422 — only succeeded payments can be refunded. If your buyer abandons checkout, the payment stays initiated and eventually expires; there’s nothing to refund.

Pass amount_minor smaller than the original payment’s amount. Only ONE partial refund per payment today — calling POST /v1/refunds a second time on the same payment returns 422 payment already has a refund.

If you need to refund the remaining balance, ask the operator — they can do it manually at the PSP and the resulting webhook will surface as a refund.succeeded. We’ll wire chained partial refunds when a real product needs them.

Not supported. If you accidentally refund and need to charge the buyer again, issue a fresh POST /v1/payments for the desired amount. Each charge / refund is its own row.

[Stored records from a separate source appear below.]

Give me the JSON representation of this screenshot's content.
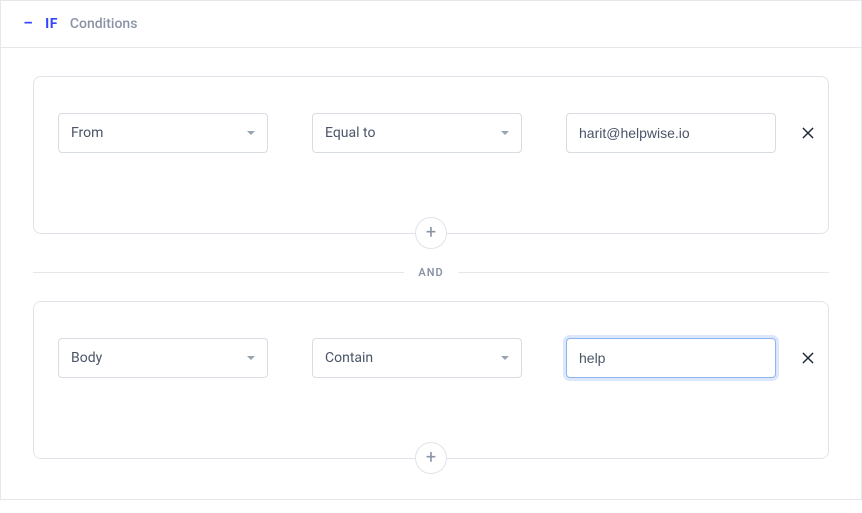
{
  "header": {
    "if_label": "IF",
    "conditions_label": "Conditions"
  },
  "separator_label": "AND",
  "conditions": [
    {
      "field": "From",
      "operator": "Equal to",
      "value": "harit@helpwise.io",
      "value_focused": false
    },
    {
      "field": "Body",
      "operator": "Contain",
      "value": "help",
      "value_focused": true
    }
  ]
}
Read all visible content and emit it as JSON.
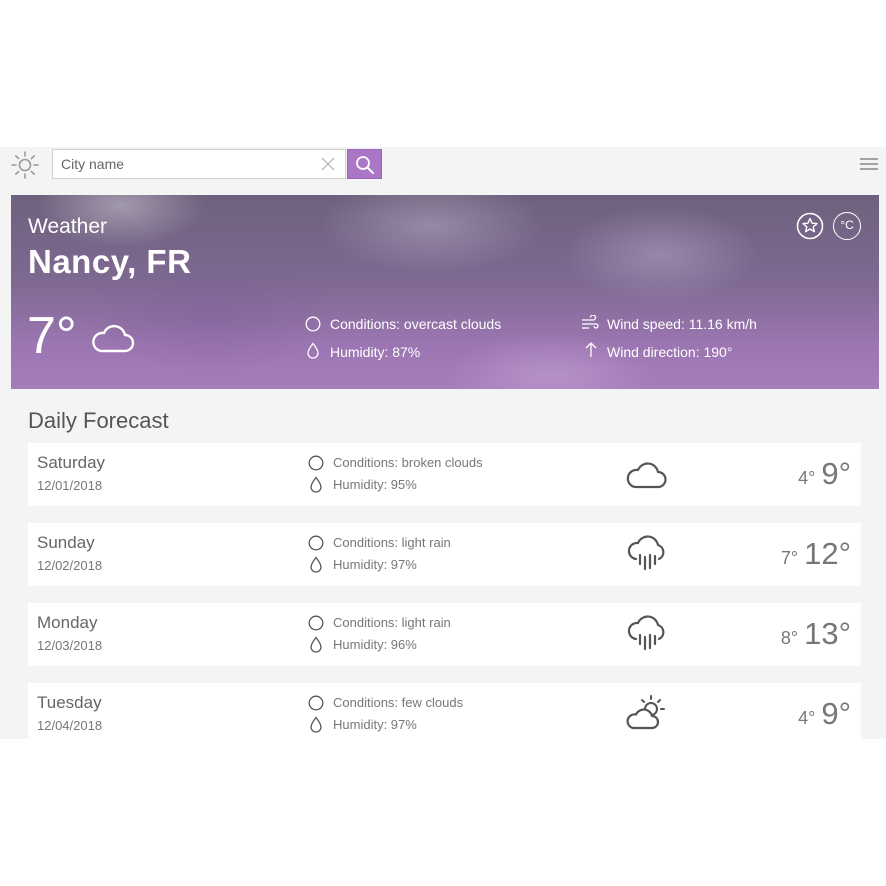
{
  "search": {
    "placeholder": "City name"
  },
  "hero": {
    "label": "Weather",
    "city": "Nancy, FR",
    "temperature": "7°",
    "conditions": "Conditions: overcast clouds",
    "humidity": "Humidity: 87%",
    "wind_speed": "Wind speed: 11.16 km/h",
    "wind_direction": "Wind direction: 190°",
    "unit_button": "°C",
    "weather_icon": "cloud-icon"
  },
  "forecast": {
    "title": "Daily Forecast",
    "days": [
      {
        "day": "Saturday",
        "date": "12/01/2018",
        "conditions": "Conditions: broken clouds",
        "humidity": "Humidity: 95%",
        "min": "4°",
        "max": "9°",
        "icon": "cloud-icon"
      },
      {
        "day": "Sunday",
        "date": "12/02/2018",
        "conditions": "Conditions: light rain",
        "humidity": "Humidity: 97%",
        "min": "7°",
        "max": "12°",
        "icon": "rain-icon"
      },
      {
        "day": "Monday",
        "date": "12/03/2018",
        "conditions": "Conditions: light rain",
        "humidity": "Humidity: 96%",
        "min": "8°",
        "max": "13°",
        "icon": "rain-icon"
      },
      {
        "day": "Tuesday",
        "date": "12/04/2018",
        "conditions": "Conditions: few clouds",
        "humidity": "Humidity: 97%",
        "min": "4°",
        "max": "9°",
        "icon": "sun-cloud-icon"
      }
    ]
  },
  "colors": {
    "accent": "#a977c5",
    "background": "#f4f4f4",
    "card": "#ffffff",
    "text": "#555555"
  }
}
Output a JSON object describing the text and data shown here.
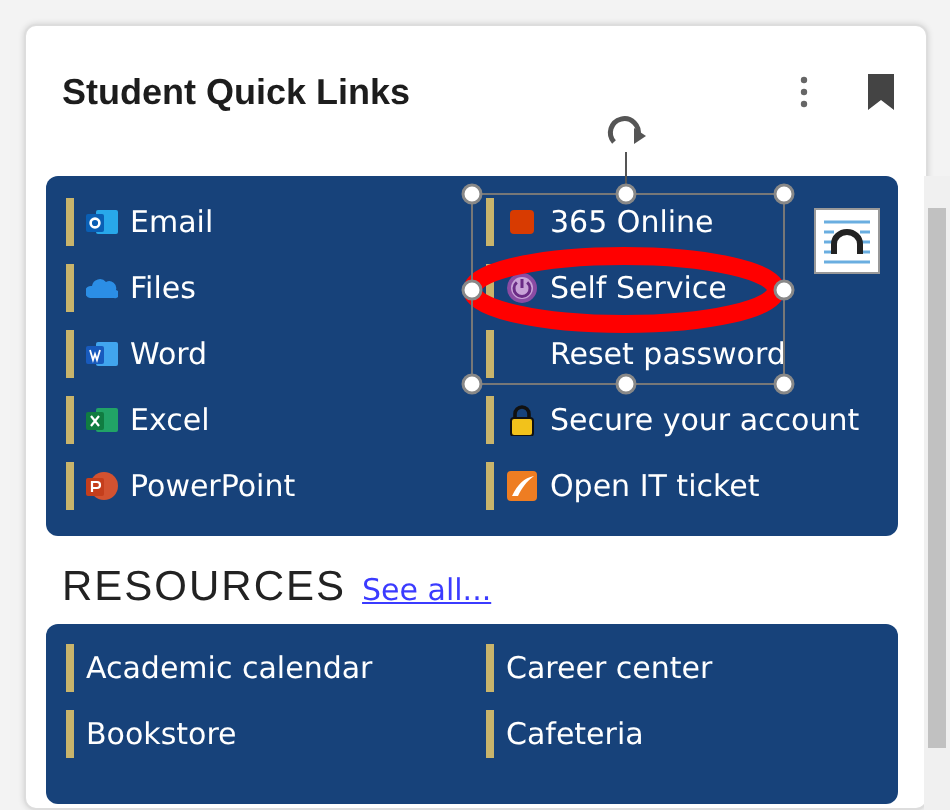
{
  "card": {
    "title": "Student Quick Links"
  },
  "quick_links": [
    {
      "label": "Email",
      "kind": "outlook"
    },
    {
      "label": "365 Online",
      "kind": "office"
    },
    {
      "label": "Files",
      "kind": "cloud"
    },
    {
      "label": "Self Service",
      "kind": "selfservice"
    },
    {
      "label": "Word",
      "kind": "word"
    },
    {
      "label": "Reset password",
      "kind": "none"
    },
    {
      "label": "Excel",
      "kind": "excel"
    },
    {
      "label": "Secure your account",
      "kind": "lock"
    },
    {
      "label": "PowerPoint",
      "kind": "powerpoint"
    },
    {
      "label": "Open IT ticket",
      "kind": "ticket"
    }
  ],
  "resources": {
    "heading": "RESOURCES",
    "see_all": "See all...",
    "items": [
      {
        "label": "Academic calendar"
      },
      {
        "label": "Career center"
      },
      {
        "label": "Bookstore"
      },
      {
        "label": "Cafeteria"
      }
    ]
  }
}
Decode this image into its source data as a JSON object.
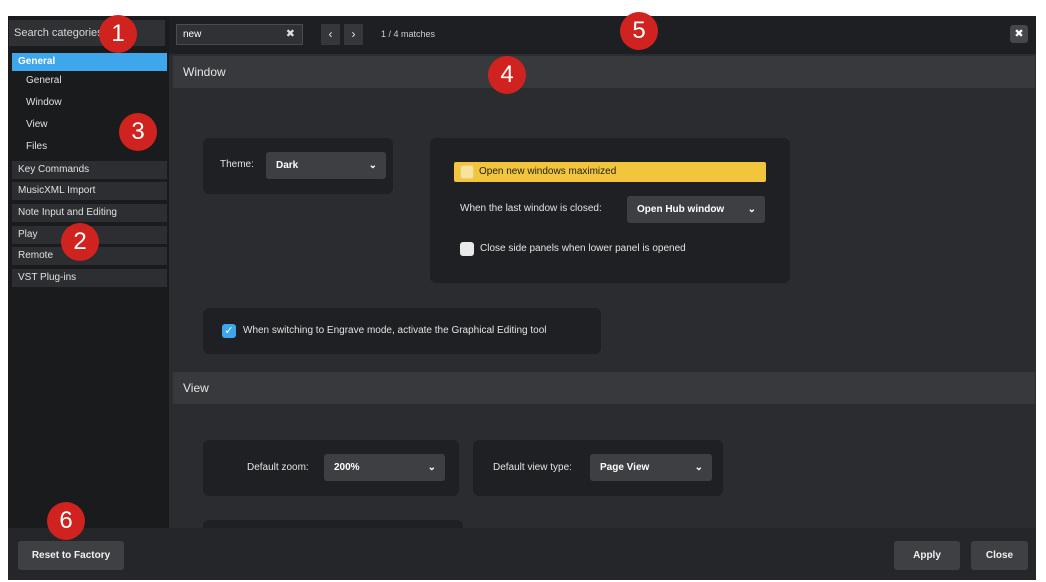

PSP-specific. Once you’re past the window:

  • NICEPAY QRIS off-us → manual NICEPAY ops involvement.
  • Polar → manual Polar dashboard action; if past Polar’s window, you’re issuing the refund out-of-band (bank transfer / gift card / whatever).
  • PayPal → past 180 days, PayPal disallows refunds via API. Manual buyer-to-buyer transfer or PayPal-side dispute resolution.

Operators can refund any payment from the admin UI without going through your product’s API. The refund.succeeded webhook still fires to your webhook_url so your DB stays in sync.

This is useful for support cases where the buyer emails ops directly or where the product UI doesn’t expose a refund button.